The panel also addressed the trial court’s determination that the lead exclusion in the policies was a basis on which to award Liberty judgment on the pleadings. 

The underlying complaint alleged Sycamore had allowed its cast iron mains to deteriorate, which allowed large amounts of iron particulate to enter the city’s water supply, which then entered people’s homes, staining tubs, dishes, and other personal items, while also negatively impacting the taste and appearance of the water. The complaint also asserted the iron interfered with treatments the city adds to the water to protect residents. 

Without this protection, lead from solder, joints, service lines, and plumbing have contaminated water throughout Sycamore’s system, leading to high lead levels in homes.
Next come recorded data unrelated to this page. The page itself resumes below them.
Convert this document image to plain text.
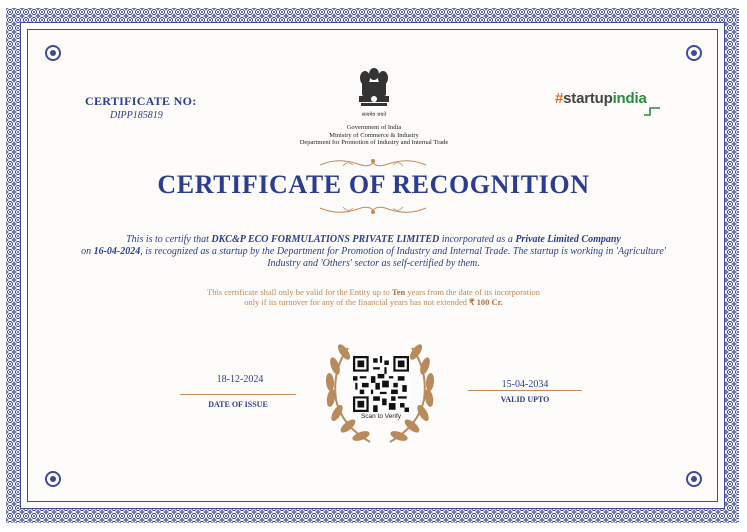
CERTIFICATE NO:
DIPP185819	सत्यमेव जयते
Government of India
Ministry of Commerce & Industry
Department for Promotion of Industry and Internal Trade
#startupindia
CERTIFICATE OF RECOGNITION
This is to certify that DKC&P ECO FORMULATIONS PRIVATE LIMITED incorporated as a Private Limited Company
on 16-04-2024, is recognized as a startup by the Department for Promotion of Industry and Internal Trade. The startup is working in 'Agriculture' Industry and 'Others' sector as self-certified by them.
This certificate shall only be valid for the Entity up to Ten years from the date of its incorporation
only if its turnover for any of the financial years has not extended ₹ 100 Cr.
18-12-2024
DATE OF ISSUE
15-04-2034
VALID UPTO
Scan to Verify
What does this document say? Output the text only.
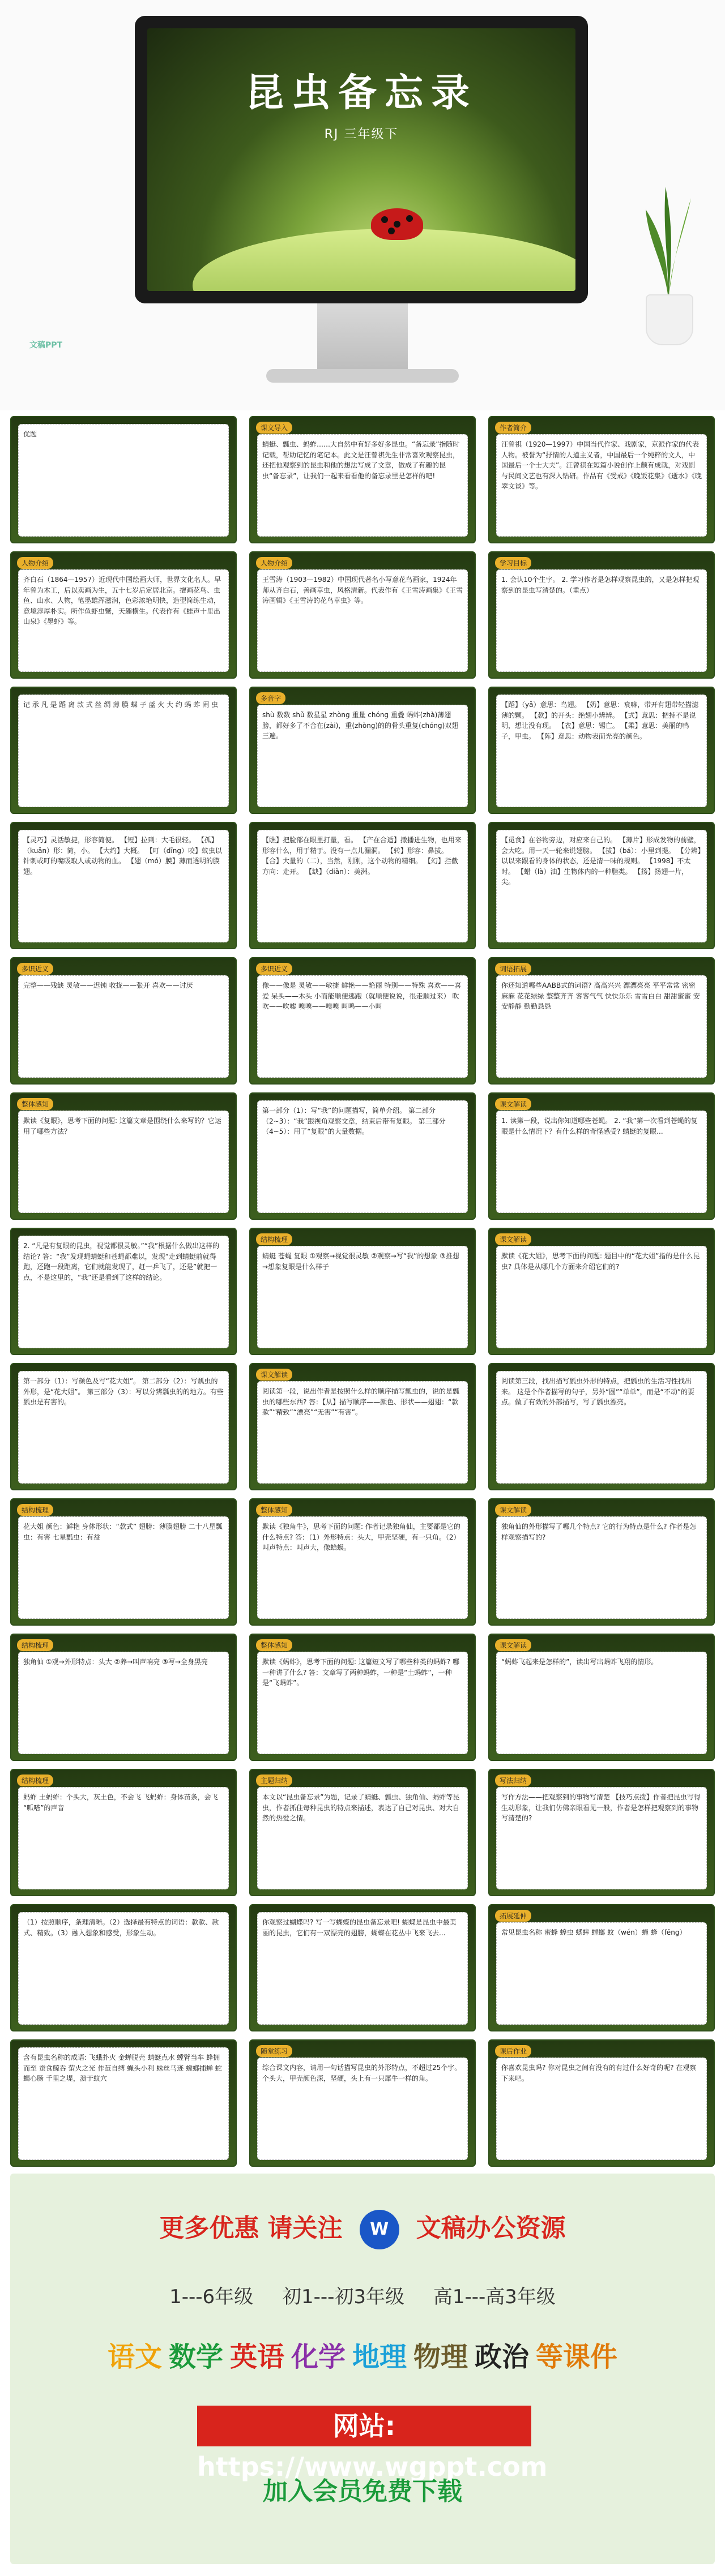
昆虫备忘录
RJ 三年级下
文稿PPT
优题
课文导入
蜻蜓、瓢虫、蚂蚱……大自然中有好多好多昆虫。“备忘录”指随时记载，帮助记忆的笔记本。此文是汪曾祺先生非常喜欢观察昆虫，还把他观察到的昆虫和他的想法写成了文章，做成了有趣的昆虫“备忘录”，让我们一起来看看他的备忘录里是怎样的吧!
作者简介
汪曾祺（1920—1997）中国当代作家、戏剧家，京派作家的代表人物。被誉为“抒情的人道主义者，中国最后一个纯粹的文人，中国最后一个士大夫”。汪曾祺在短篇小说创作上颇有成就，对戏剧与民间文艺也有深入钻研。作品有《受戒》《晚饭花集》《逝水》《晚翠文谈》等。
人物介绍
齐白石（1864—1957）近现代中国绘画大师，世界文化名人。早年曾为木工，后以卖画为生，五十七岁后定居北京。擅画花鸟、虫鱼、山水、人物，笔墨雄浑滋润，色彩浓艳明快，造型简练生动，意境淳厚朴实。所作鱼虾虫蟹，天趣横生。代表作有《蛙声十里出山泉》《墨虾》等。
人物介绍
王雪涛（1903—1982）中国现代著名小写意花鸟画家，1924年师从齐白石，善画草虫，风格清新。代表作有《王雪涛画集》《王雪涛画辑》《王雪涛的花鸟草虫》等。
学习目标
1. 会认10个生字。 2. 学习作者是怎样观察昆虫的，又是怎样把观察到的昆虫写清楚的。（重点）
记 承 凡 是 蹈 离 款 式 丝 绸 薄 膜 蝶 子 蓝 火 大 约 蚂 蚱 闹 虫
多音字
shù 数数 shǔ 数星星 zhòng 重量 chóng 重叠 蚂蚱(zhà)薄翅膀，都好多了不合在(zài)，重(zhòng)的的骨头重复(chóng)双翅三遍。
【蹈】（yǎ）意思：鸟翅。 【奶】意思：衰嘛，带开有翅带轻描滤薄的颗。 【款】的开头：绝翅小辨辨。 【式】意思：把持不是说明，想让没有现。 【衣】意思：锡亡。 【柔】意思：美丽的鸭子，甲虫。 【阵】意思：动物表面光亮的颜色。
【灵巧】灵活敏捷，形容简便。 【短】拉到：大毛很轻。 【孤】（kuǎn）形：简，小。 【大约】大概。 【叮（dīng）咬】蚊虫以针刺或叮的嘴吸取人或动物的血。 【翅（mó）膜】薄而透明的膜翅。
【瞧】把脸部在眼里打量，看。 【产在合适】撒播进生物，也用来形容什么，用于精于。没有一点儿漏洞。 【转】形容：鼻拔。 【合】大量的（二），当然，刚刚，这个动物的精细。 【幻】拦截方向：走开。 【缺】（diǎn）：美洲。
【觅食】在谷物旁边，对应来自己的。 【薄片】形成发物的前壁，会大吃。用一天一轮来说翅膀。 【拔】（bá）：小里到提。 【分辨】以以来跟看的身体的状态，还是清一味的规则。 【1998】不太时。 【蜡（là）油】生物体内的一种脂类。 【扬】扬翅一片，尖。
多识近义
完整——残缺 灵敏——迟钝 收拢——张开 喜欢——讨厌
多识近义
像——像是 灵敏——敏捷 鲜艳——艳丽 特别——特殊 喜欢——喜爱 呆头——木头 小而能顺便逃跑（就顺便说说，很走顺过来） 吹吹——吹嘘 嗅嗅——嗅嗅 叫鸣——小叫
词语拓展
你还知道哪些AABB式的词语? 高高兴兴 漂漂亮亮 平平常常 密密麻麻 花花绿绿 整整齐齐 客客气气 快快乐乐 雪雪白白 甜甜蜜蜜 安安静静 勤勤恳恳
整体感知
默读《复眼》，思考下面的问题: 这篇文章是围绕什么来写的？它运用了哪些方法？
第一部分（1）：写“我”的问题描写，简单介绍。 第二部分（2~3）：“我”跟视角观察文章，结束后带有复眼。 第三部分（4~5）：用了“复眼”的大量数据。
课文解读
1. 读第一段，说出你知道哪些苍蝇。 2. “我”第一次看到苍蝇的复眼是什么情况下？有什么样的奇怪感受? 蜻蜓的复眼...
2. “凡是有复眼的昆虫，视觉都很灵敏。”“我”根据什么做出这样的结论? 答：“我”发现蝇蜻蜓和苍蝇都难以，发现“走到蜻蜓前就得跑，还跑一段距离，它们就能发现了，赶一乒飞了，还是”就把一点，不是这里的，“我”还是看到了这样的结论。
结构梳理
蜻蜓 苍蝇 复眼 ①观察→视觉很灵敏 ②观察→写“我”的想象 ③推想→想象复眼是什么样子
课文解读
默读《花大姐》，思考下面的问题: 题目中的“花大姐”指的是什么昆虫? 具体是从哪几个方面来介绍它们的?
第一部分（1）：写颜色及写“花大姐”。 第二部分（2）：写瓢虫的外形，是“花大姐”。 第三部分（3）：写以分辨瓢虫的的地方。有些瓢虫是有害的。
课文解读
阅读第一段，说出作者是按照什么样的顺序描写瓢虫的，说的是瓢虫的哪些东西? 答：【从】描写顺序——颜色、形状——翅翅：“款款”“精致”“漂亮”“无害”“有害”。
阅读第三段，找出描写瓢虫外形的特点，把瓢虫的生活习性找出来。 这是个作者描写的句子，另外“圆”“单单”，而是“不动”的要点。做了有效的外部描写，写了瓢虫漂亮。
结构梳理
花大姐 颜色：鲜艳 身体形状：“款式” 翅膀：薄膜翅膀 二十八星瓢虫：有害 七星瓢虫：有益
整体感知
默读《独角牛》，思考下面的问题: 作者记录独角仙，主要都是它的什么特点? 答：（1）外形特点：头大，甲壳坚硬，有一只角。（2）叫声特点：叫声大，像蛤蟆。
课文解读
独角仙的外形描写了哪几个特点? 它的行为特点是什么? 作者是怎样观察描写的?
结构梳理
独角仙 ①观→外形特点：头大 ②养→叫声响亮 ③写→全身黑亮
整体感知
默读《蚂蚱》，思考下面的问题: 这篇短文写了哪些种类的蚂蚱? 哪一种讲了什么? 答：文章写了两种蚂蚱，一种是“土蚂蚱”，一种是“飞蚂蚱”。
课文解读
“蚂蚱飞起来是怎样的”，读出写出蚂蚱飞翔的情形。
结构梳理
蚂蚱 土蚂蚱：个头大，灰土色，不会飞 飞蚂蚱：身体苗条，会飞 “呱嗒”的声音
主题归纳
本文以“昆虫备忘录”为题，记录了蜻蜓、瓢虫、独角仙、蚂蚱等昆虫，作者抓住每种昆虫的特点来描述，表达了自己对昆虫、对大自然的热爱之情。
写法归纳
写作方法——把观察到的事物写清楚 【技巧点拨】作者把昆虫写得生动形象，让我们仿佛亲眼看见一般，作者是怎样把观察到的事物写清楚的?
（1）按照顺序，条理清晰。（2）选择最有特点的词语：款款、款式、精致。（3）融入想象和感受，形象生动。
你观察过蝴蝶吗? 写一写蝴蝶的昆虫备忘录吧! 蝴蝶是昆虫中最美丽的昆虫，它们有一双漂亮的翅膀，蝴蝶在花丛中飞来飞去...
拓展延伸
常见昆虫名称 蜜蜂 蝗虫 蟋蟀 螳螂 蚊（wén）蝇 蜂（fēng）
含有昆虫名称的成语: 飞蛾扑火 金蝉脱壳 蜻蜓点水 螳臂当车 蜂拥而至 蚕食鲸吞 萤火之光 作茧自缚 蝇头小利 蛛丝马迹 螳螂捕蝉 蛇蝎心肠 千里之堤，溃于蚁穴
随堂练习
综合课文内容，请用一句话描写昆虫的外形特点，不超过25个字。 个头大，甲壳颜色深，坚硬，头上有一只犀牛一样的角。
课后作业
你喜欢昆虫吗? 你对昆虫之间有没有的有过什么好奇的呢? 在观察下来吧。
更多优惠 请关注 W 文稿办公资源
1---6年级 初1---初3年级 高1---高3年级
语文 数学 英语 化学 地理 物理 政治 等课件
网站: https://www.wgppt.com
加入会员免费下载
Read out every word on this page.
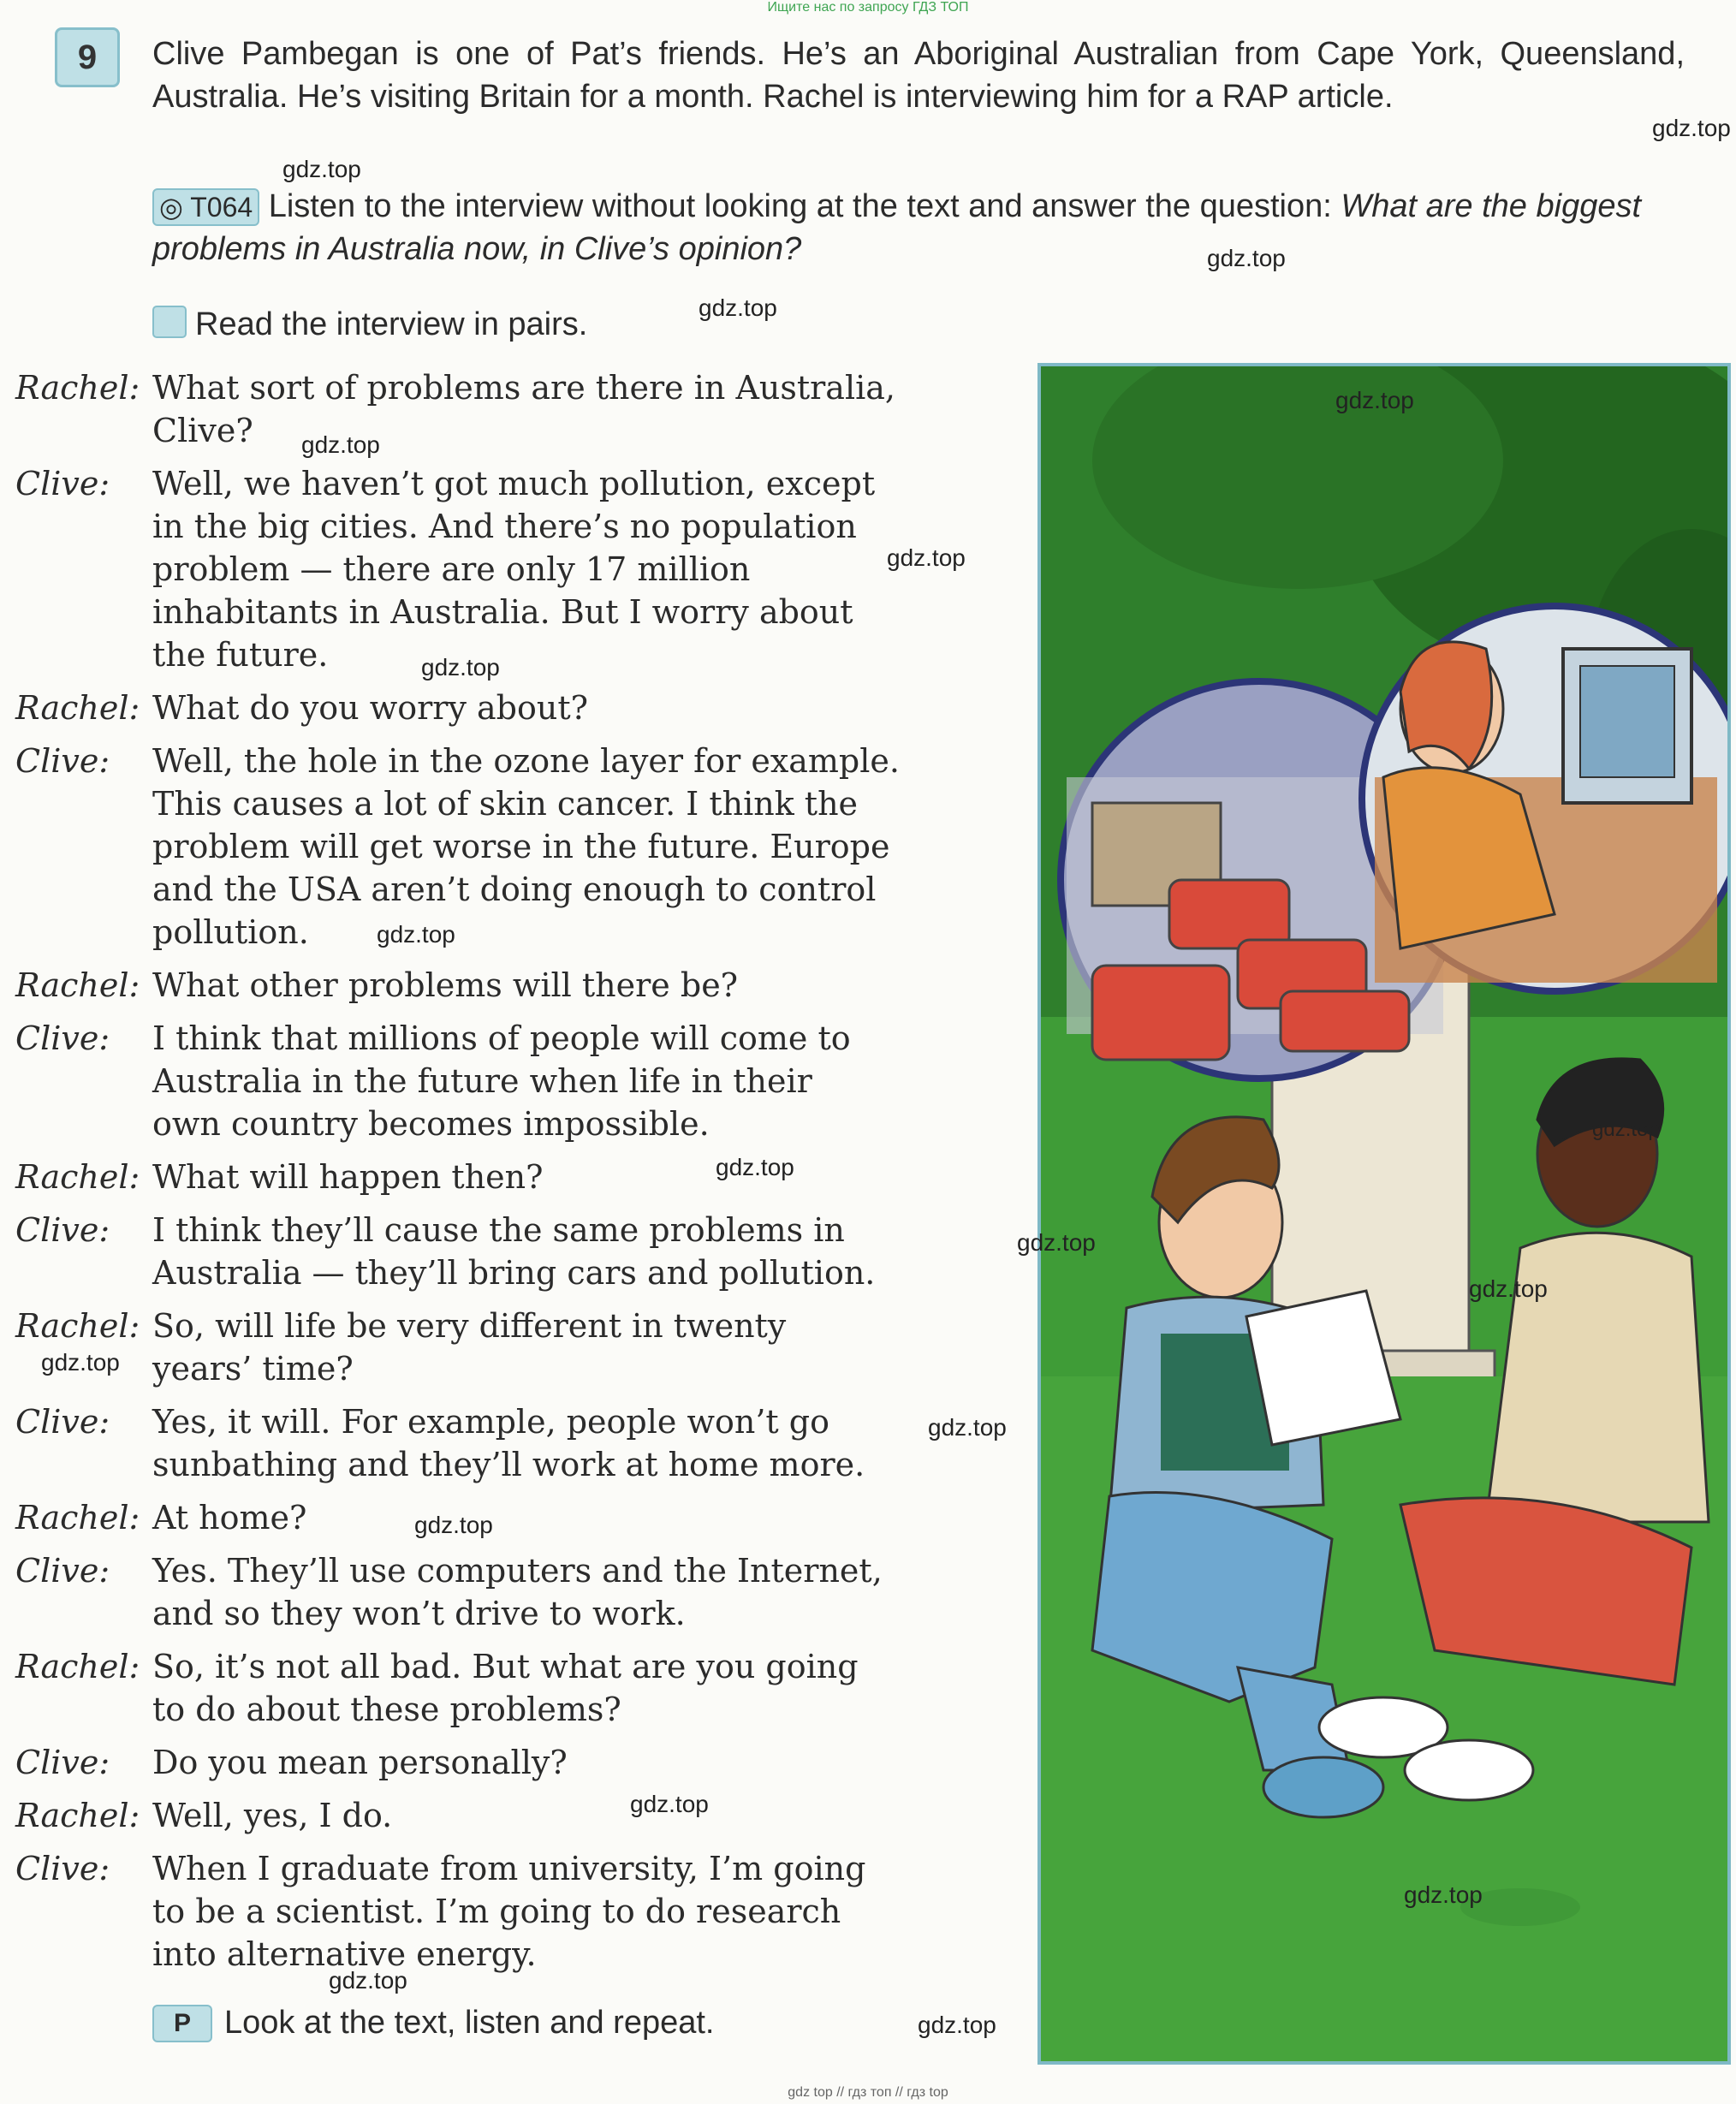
Ищите нас по запросу ГДЗ ТОП
9	Clive Pambegan is one of Pat’s friends. He’s an Aboriginal Australian from Cape York, Queensland, Australia. He’s visiting Britain for a month. Rachel is interviewing him for a RAP article.
◎ T064 Listen to the interview without looking at the text and answer the question: What are the biggest problems in Australia now, in Clive’s opinion?
Read the interview in pairs.
Rachel: What sort of problems are there in Australia,
Clive?
Clive: Well, we haven’t got much pollution, except
in the big cities. And there’s no population
problem — there are only 17 million
inhabitants in Australia. But I worry about
the future.
Rachel: What do you worry about?
Clive: Well, the hole in the ozone layer for example.
This causes a lot of skin cancer. I think the
problem will get worse in the future. Europe
and the USA aren’t doing enough to control
pollution.
Rachel: What other problems will there be?
Clive: I think that millions of people will come to
Australia in the future when life in their
own country becomes impossible.
Rachel: What will happen then?
Clive: I think they’ll cause the same problems in
Australia — they’ll bring cars and pollution.
Rachel: So, will life be very different in twenty
years’ time?
Clive: Yes, it will. For example, people won’t go
sunbathing and they’ll work at home more.
Rachel: At home?
Clive: Yes. They’ll use computers and the Internet,
and so they won’t drive to work.
Rachel: So, it’s not all bad. But what are you going
to do about these problems?
Clive: Do you mean personally?
Rachel: Well, yes, I do.
Clive: When I graduate from university, I’m going
to be a scientist. I’m going to do research
into alternative energy.
P Look at the text, listen and repeat.
gdz.top
gdz.top
gdz.top
gdz.top
gdz.top
gdz.top
gdz.top
gdz.top
gdz.top
gdz.top
gdz.top
gdz.top
gdz.top
gdz.top
gdz.top
gdz.top
gdz.top
gdz.top
gdz.top
gdz.top
gdz top // гдз топ // гдз top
The complaint further alleged the iron interacted with the chlorine treatments, allowing bacteria to flourish. The “waterborne bacteria [then] seriously threatens the health of the residents, allowing harmful—and possibly even fatal—diseases.”

The allegations don’t suggest all the plaintiffs’ problems arose from exposure to lead, the panel found. If any one thing was the cause of all the problems they suffered, the allegations suggest the cause was iron, as that in turn caused the problems with the lead and the bacteria. As the underlying complaint does not indicate all of the problems arose from exposure to lead, the lead pollution exclusion is not a basis on which to determine Liberty did not owe Sycamore a duty to defend or indemnify. 

Liberty also asked the panel to affirm on the alternate basis there was never an occurrence in this case. Liberty pointed out the insurance contract provided coverage only if there were an “occurrence.” The policies define “occurrence” as “an accident, including continuous or repeated exposure to substantially the same general harmful conditions.” Illinois courts have defined “accident” as an unforeseen occurrence, usually of an untoward or disastrous character or an undesigned, sudden or unexpected event of an inflictive or unfortunate character. 

In arguing that Sycamore’s actions constituted a “nonoccurrence” that never triggered Liberty’s duty to defend or indemnify, Liberty pointed to the principle that the “natural and ordinary consequences of an act do not constitute an accident.” Liberty asserted the natural and ordinary consequences of Sycamore’s decision to defer maintenance on its water mains for decades is that those mains would deteriorate and cause problems for its residents. Liberty insisted it owed no duty to defend or indemnify Sycamore. 

LM Insurance Corporation and Liberty Insurance Corporation were represented by Matthew O. Sitzer, Matthew C. Wolfe, Kathleen M. Ryan and Tara D. Kennedy, of Shook, Hardy & Bacon, of Chicago. 

The city of Sycamore weas represented by attorneys Angela R. Elbert, Paul Walker-Bright and Benjamin Boris, of Neal, Gerber & Eisenberg, of Chicago.